Die Ergebnisse zeigen, dass Frauen mit zunehmendem Alter auf eine Art sexuelle gläserne Decke stoßen. Der Großteil der Männer genießt ein aktives Sexualleben bis weit in die Lebensmitte hinein, während sich das Sexualleben der Frauen stark verlangsamt ... aber nicht aus freien Stücken. Während Frauen unter 45 Jahren berichten, dass sie ungefähr genauso viel Sex haben wie Männer, vergrößert sich die sexuelle Kluft zwischen Frauen und Männern mit zunehmendem Alter dramatisch. Doch bevor man dies als Menopause oder mangelnde Libido der Frauen abtun, sollte man lieber zweimal hinschauen. Laut der Studie sind 80 % der Frauen über 45, die keinen Sex haben, nicht glücklich darüber, und eine vorherige (nicht repräsentative) auf Facebook durchgeführte Studie ergab, dass sich 40 % der Frauen in der Lebensmitte mehr Sex wünschen.
"Die Vorstellung, dass Frauen eine niedrige Libido und Männer eine hohe Libido haben, ist absurd. Es gibt viele postmenopausale Frauen mit einer sehr hohen Libido, die Sex lieben und großartige Orgasmen haben. Und ich habe viele männliche Patienten mit einer sehr niedrigen Libido, die sich für ihre Partnerinnen eine höhere Libido wünschen."
Dr. Rachel Rubin, Urologin und Spezialistin für Sexualmedizin
Zudem muss betont werden, dass die Wechseljahre oder der Verlust des Sexualtriebs bei Frauen mit zunehmendem Alter nicht das Problem sind. Alles deutet darauf hin, dass Frauen ihren Sexualtrieb im Alter nicht verlieren - und doch haben sie nicht so viel Sex wie Männer.
Erektionsstörungen ab 50 - Weg von der Scham
Der fünfzigste Geburtstag mag manchen wie eine Art Stichtag vorkommen. Bei manchen passiert es früher, bei manchen später, höchstwahrscheinlich sind jedoch alle Männer von einer schwindenden Erektionsfähigkeit betroffen. Der Penis steht nicht mehr so lange wie früh, er ist manchmal oder ständig weniger hart, teilweise verschwindet die Erektion komplett, trotz dass man definitiv erregt ist. Verständlicherweise kann dies angsteinflößend sein.

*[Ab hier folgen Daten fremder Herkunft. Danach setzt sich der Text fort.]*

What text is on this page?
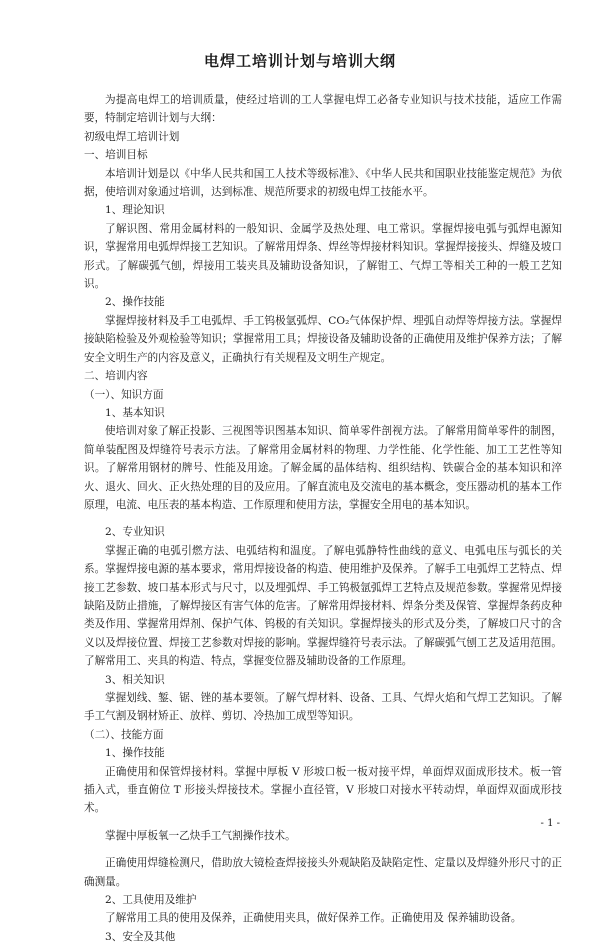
电焊工培训计划与培训大纲

为提高电焊工的培训质量，使经过培训的工人掌握电焊工必备专业知识与技术技能，适应工作需要，特制定培训计划与大纲：

初级电焊工培训计划

一、培训目标

本培训计划是以《中华人民共和国工人技术等级标准》、《中华人民共和国职业技能鉴定规范》为依据，使培训对象通过培训，达到标准、规范所要求的初级电焊工技能水平。

1、理论知识

了解识图、常用金属材料的一般知识、金属学及热处理、电工常识。掌握焊接电弧与弧焊电源知识，掌握常用电弧焊焊接工艺知识。了解常用焊条、焊丝等焊接材料知识。掌握焊接接头、焊缝及坡口形式。了解碳弧气刨，焊接用工装夹具及辅助设备知识，了解钳工、气焊工等相关工种的一般工艺知识。

2、操作技能

掌握焊接材料及手工电弧焊、手工钨极氩弧焊、CO₂气体保护焊、埋弧自动焊等焊接方法。掌握焊接缺陷检验及外观检验等知识；掌握常用工具；焊接设备及辅助设备的正确使用及维护保养方法；了解安全文明生产的内容及意义，正确执行有关规程及文明生产规定。

二、培训内容

（一）、知识方面

1、基本知识

使培训对象了解正投影、三视图等识图基本知识、简单零件剖视方法。了解常用简单零件的制图，简单装配图及焊缝符号表示方法。了解常用金属材料的物理、力学性能、化学性能、加工工艺性等知识。了解常用钢材的牌号、性能及用途。了解金属的晶体结构、组织结构、铁碳合金的基本知识和淬火、退火、回火、正火热处理的目的及应用。了解直流电及交流电的基本概念，变压器动机的基本工作原理，电流、电压表的基本构造、工作原理和使用方法，掌握安全用电的基本知识。

2、专业知识

掌握正确的电弧引燃方法、电弧结构和温度。了解电弧静特性曲线的意义、电弧电压与弧长的关系。掌握焊接电源的基本要求，常用焊接设备的构造、使用维护及保养。了解手工电弧焊工艺特点、焊接工艺参数、坡口基本形式与尺寸，以及埋弧焊、手工钨极氩弧焊工艺特点及规范参数。掌握常见焊接缺陷及防止措施，了解焊接区有害气体的危害。了解常用焊接材料、焊条分类及保管、掌握焊条药皮种类及作用、掌握常用焊剂、保护气体、钨极的有关知识。掌握焊接头的形式及分类，了解坡口尺寸的含义以及焊接位置、焊接工艺参数对焊接的影响。掌握焊缝符号表示法。了解碳弧气刨工艺及适用范围。了解常用工、夹具的构造、特点，掌握变位器及辅助设备的工作原理。

3、相关知识

掌握划线、錾、锯、锉的基本要领。了解气焊材料、设备、工具、气焊火焰和气焊工艺知识。了解手工气割及钢材矫正、放样、剪切、冷热加工成型等知识。

（二）、技能方面

1、操作技能

正确使用和保管焊接材料。掌握中厚板 V 形坡口板一板对接平焊，单面焊双面成形技术。板一管插入式，垂直俯位 T 形接头焊接技术。掌握小直径管，V 形坡口对接水平转动焊，单面焊双面成形技术。

掌握中厚板氧一乙炔手工气割操作技术。

正确使用焊缝检测尺，借助放大镜检查焊接接头外观缺陷及缺陷定性、定量以及焊缝外形尺寸的正确测量。

2、工具使用及维护

了解常用工具的使用及保养，正确使用夹具，做好保养工作。正确使用及 保养辅助设备。

3、安全及其他

- 1 -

Potenzprobleme sind weiterhin ein schambehaftetes Thema. Die enge Assoziation von einer starken Potenz nagt am eigenen Männlichkeitsempfinden vieler Betroffener. Die entstehende Unsicherheit verstärkt in dem Moment die bereits vorhandenen Erektionsprobleme und verhindert die notwendige Entspannung. Und selbst wenn es dann doch wieder klappt, beginnt der Teufelskreis von neuem: Erst ist man wieder zielorientiert, konzentriert auf die Erektion und es klappt! Nur damit es im nächsten Moment wieder zusammenbricht, weil der Leistungsdruck Überhand nimmt. Was tun?

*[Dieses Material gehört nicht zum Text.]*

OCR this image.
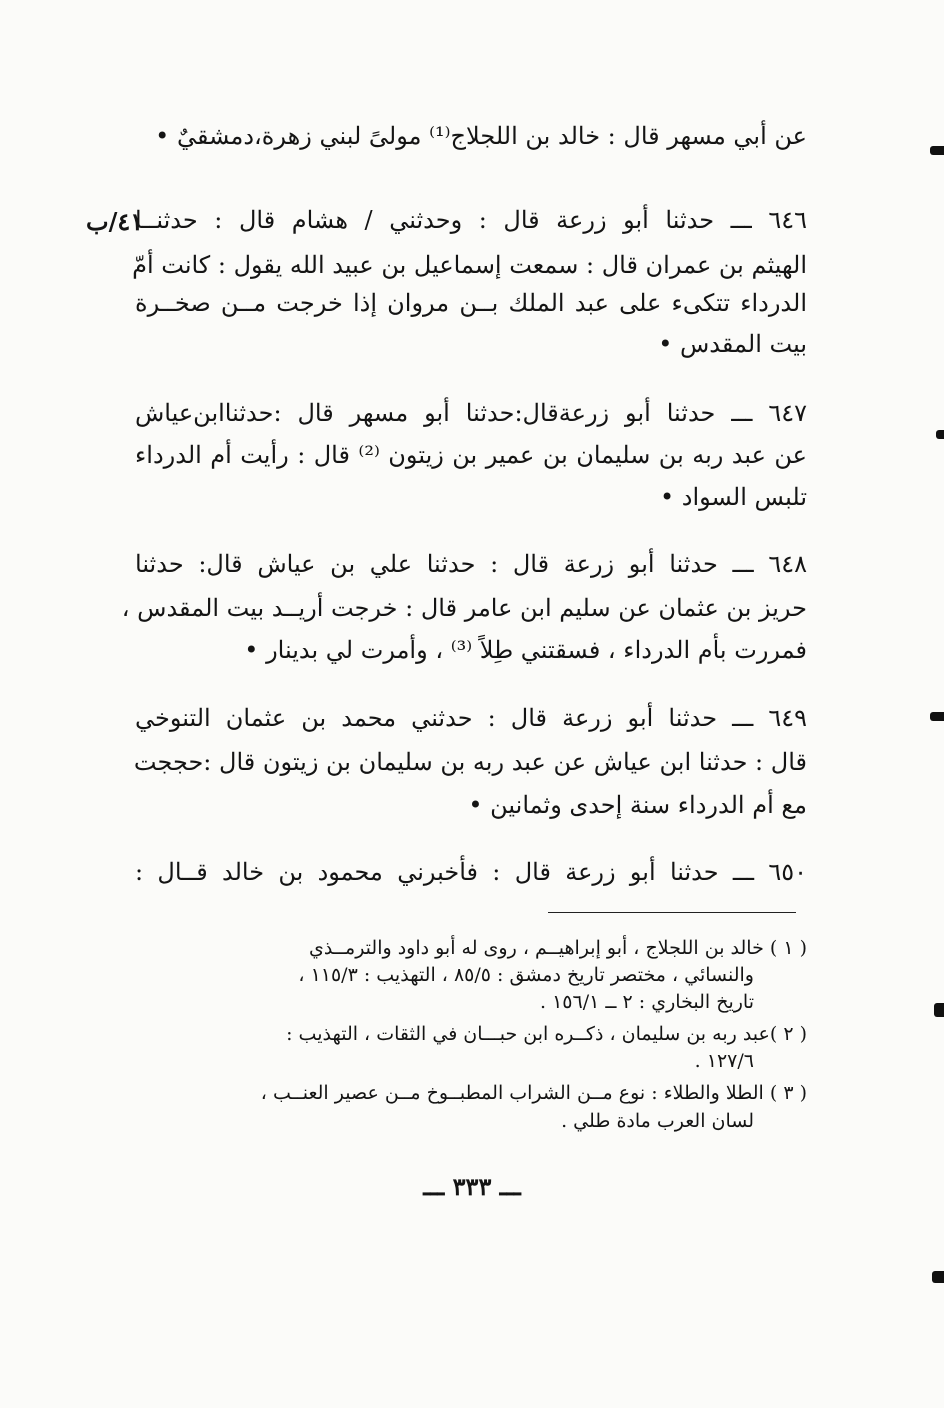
عن أبي مسهر قال : خالد بن اللجلاج⁽¹⁾ مولىً لبني زهرة،دمشقيٌ •
٤١/ب
٦٤٦ ـــ حدثنا أبو زرعة قال : وحدثني / هشام قال : حدثنــا
الهيثم بن عمران قال : سمعت إسماعيل بن عبيد الله يقول : كانت أمّ
الدرداء تتكىء على عبد الملك بــن مروان إذا خرجت مــن صخــرة
بيت المقدس •
٦٤٧ ـــ حدثنا أبو زرعةقال:حدثنا أبو مسهر قال :حدثناابن‌عياش
عن عبد ربه بن سليمان بن عمير بن زيتون ⁽²⁾ قال : رأيت أم الدرداء
تلبس السواد •
٦٤٨ ـــ حدثنا أبو زرعة قال : حدثنا علي بن عياش قال: حدثنا
حريز بن عثمان عن سليم ابن عامر قال : خرجت أريــد بيت المقدس ،
فمررت بأم الدرداء ، فسقتني طِلاً ⁽³⁾ ، وأمرت لي بدينار •
٦٤٩ ـــ حدثنا أبو زرعة قال : حدثني محمد بن عثمان التنوخي
قال : حدثنا ابن عياش عن عبد ربه بن سليمان بن زيتون قال :حججت
مع أم الدرداء سنة إحدى وثمانين •
٦٥٠ ـــ حدثنا أبو زرعة قال : فأخبرني محمود بن خالد قــال :
( ١ ) خالد بن اللجلاج ، أبو إبراهيــم ، روى له أبو داود والترمــذي
والنسائي ، مختصر تاريخ دمشق : ٨٥/٥ ، التهذيب : ١١٥/٣ ،
تاريخ البخاري : ٢ ــ ١٥٦/١ .
( ٢ )عبد ربه بن سليمان ، ذكــره ابن حبـــان في الثقات ، التهذيب :
١٢٧/٦ .
( ٣ ) الطلا والطلاء : نوع مــن الشراب المطبــوخ مــن عصير العنــب ،
لسان العرب مادة طلي .
ـــ ٣٣٣ ـــ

Um aus diesem Teufelskreis auszubrechen, hilft nur das altbewährte Mantra: Communication is key. Und noch etwas: Distanz zur Scham. Scham lässt sich am Besten durch Normalisierung und intensives Auseinandersetzen auflösen. Reden Sie also miteinander. Mit Ihrem Partner oder Ihrer Partnerin, mit engen Freunden sowie dem Urologen oder der Urologin. Gegebenenfalls braucht es einfach ein wenig Geduld, in anderen Fällen ist eine ganzheitliche Therapie hilfreich.

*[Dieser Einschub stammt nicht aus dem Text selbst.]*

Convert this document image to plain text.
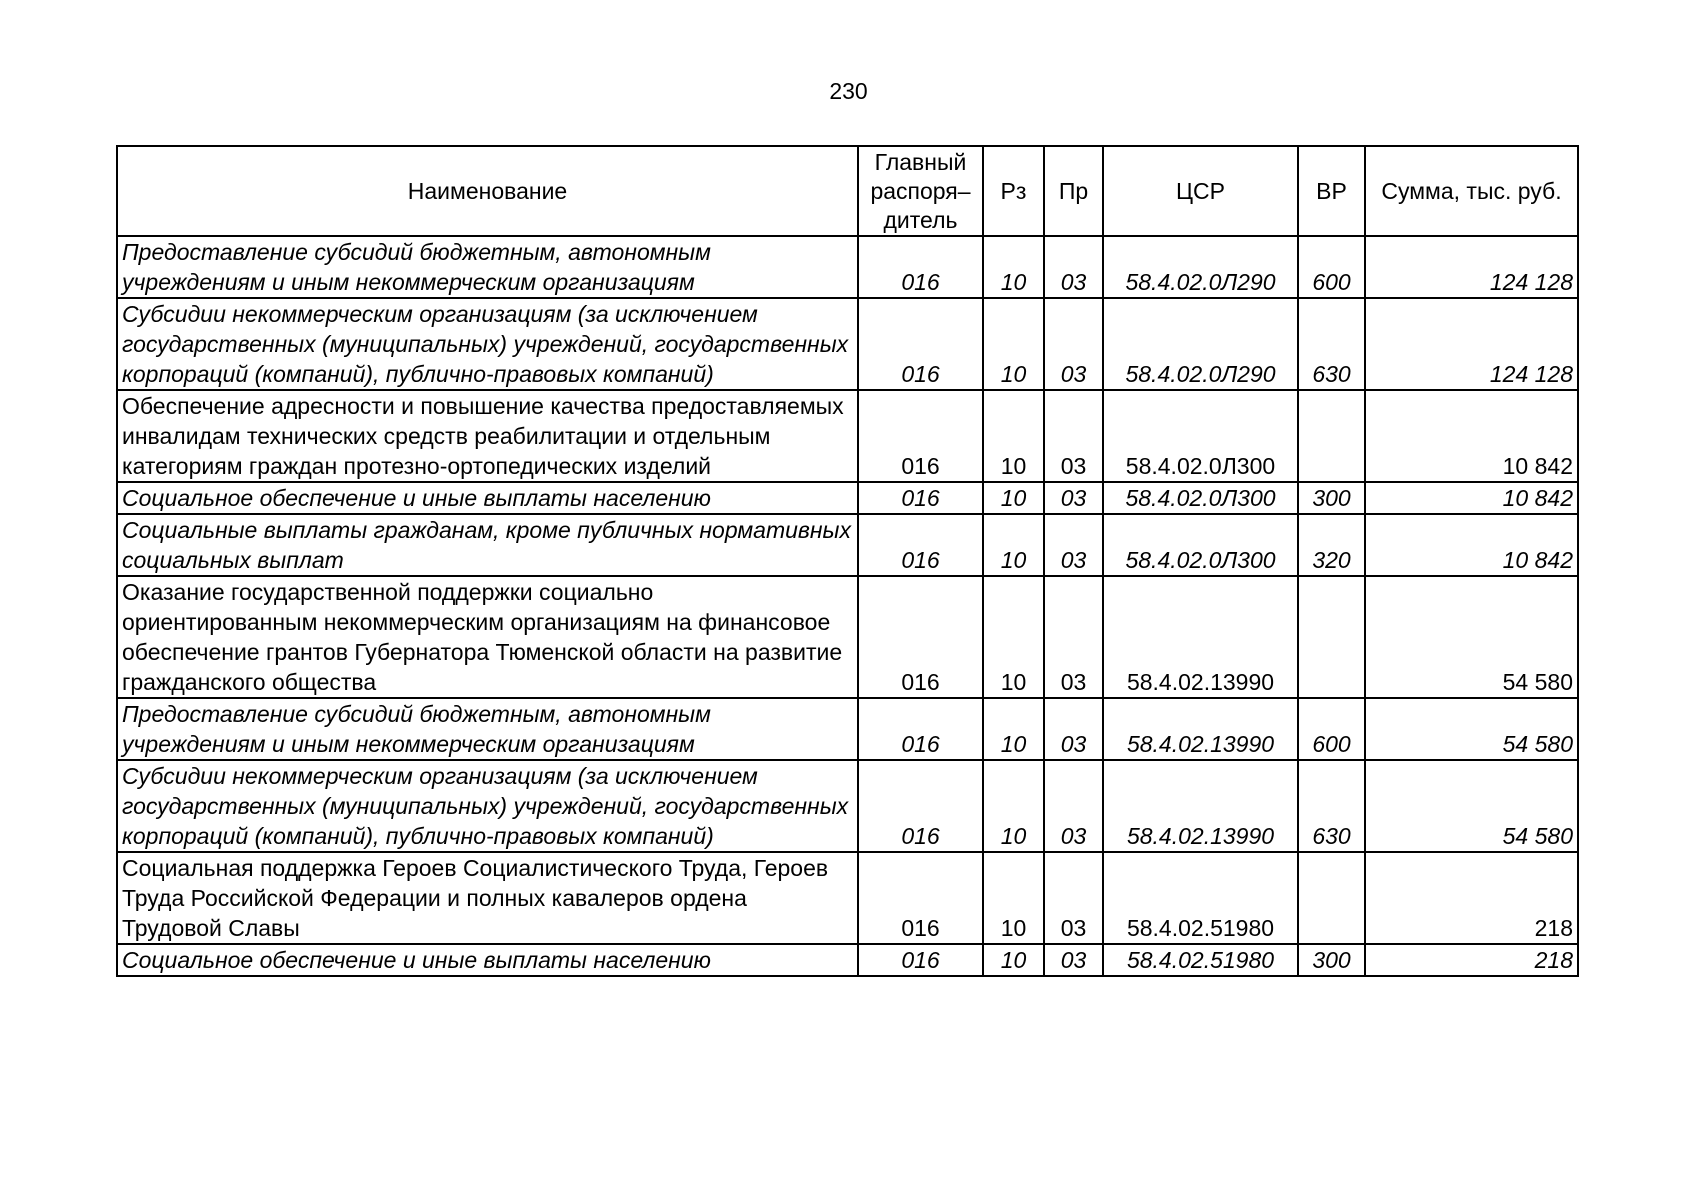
230
Наименование	Главный распоря– дитель	Рз	Пр	ЦСР	ВР	Сумма, тыс. руб.
Предоставление субсидий бюджетным, автономным учреждениям и иным некоммерческим организациям	016	10	03	58.4.02.0Л290	600	124 128
Субсидии некоммерческим организациям (за исключением государственных (муниципальных) учреждений, государственных корпораций (компаний), публично-правовых компаний)	016	10	03	58.4.02.0Л290	630	124 128
Обеспечение адресности и повышение качества предоставляемых инвалидам технических средств реабилитации и отдельным категориям граждан протезно-ортопедических изделий	016	10	03	58.4.02.0Л300		10 842
Социальное обеспечение и иные выплаты населению	016	10	03	58.4.02.0Л300	300	10 842
Социальные выплаты гражданам, кроме публичных нормативных социальных выплат	016	10	03	58.4.02.0Л300	320	10 842
Оказание государственной поддержки социально ориентированным некоммерческим организациям на финансовое обеспечение грантов Губернатора Тюменской области на развитие гражданского общества	016	10	03	58.4.02.13990		54 580
Предоставление субсидий бюджетным, автономным учреждениям и иным некоммерческим организациям	016	10	03	58.4.02.13990	600	54 580
Субсидии некоммерческим организациям (за исключением государственных (муниципальных) учреждений, государственных корпораций (компаний), публично-правовых компаний)	016	10	03	58.4.02.13990	630	54 580
Социальная поддержка Героев Социалистического Труда, Героев Труда Российской Федерации и полных кавалеров ордена Трудовой Славы	016	10	03	58.4.02.51980		218
Социальное обеспечение и иные выплаты населению	016	10	03	58.4.02.51980	300	218
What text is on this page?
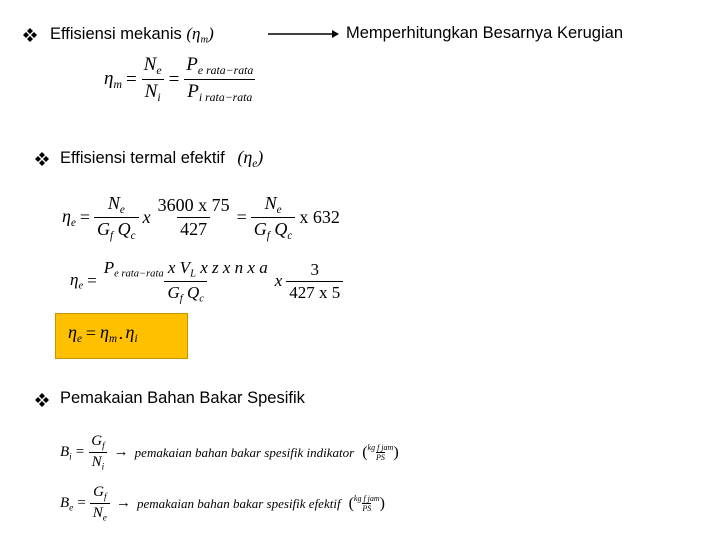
Effisiensi mekanis $(\eta_m)$	Memperhitungkan Besarnya Kerugian
$\eta_m = \frac{N_e}{N_i} = \frac{P_{e rata-rata}}{P_{i rata-rata}}$
Effisiensi termal efektif $(\eta_e)$
$\eta_e = \frac{N_e}{G_f Q_c}$ x $\frac{3600 x 75}{427} = \frac{N_e}{G_f Q_c}$ x 632
$\eta_e = \frac{P_{e rata-rata} x V_L x z x n x a}{G_f Q_c}$ x $\frac{3}{427 x 5}$
$\eta_e = \eta_m$ . $\eta_i$
Pemakaian Bahan Bakar Spesifik
$B_i = \frac{G_f}{N_i}$ → pemakaian bahan bakar spesifik indikator ( $\frac{\text{kg f jam}}{PS}$ )
$B_e = \frac{G_f}{N_e}$ → pemakaian bahan bakar spesifik efektif ( $\frac{\text{kg f jam}}{PS}$ )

Doch was in jedem Fall von Bedeutung ist, ist Geduld. Experimentieren Sie, stellen Sie fest, wie Ihre Erregung kommt und geht, richten Sie Ihr Liebesspiel danach aus. Falls Sie möchten, können Sie auch medikamentöse Hilfen ausprobieren. Es lässt sich jedoch nicht wegargumentieren: Mit fortschreitendem Alter nimmt das Risiko einer erektilen Dysfunktion zu. Daher empfehlen wir Geduld, Experimentierfreudigkeit, einen aktiven Lebensstil und regelmäßige Termine beim Urologen oder Urologin des Vertrauens.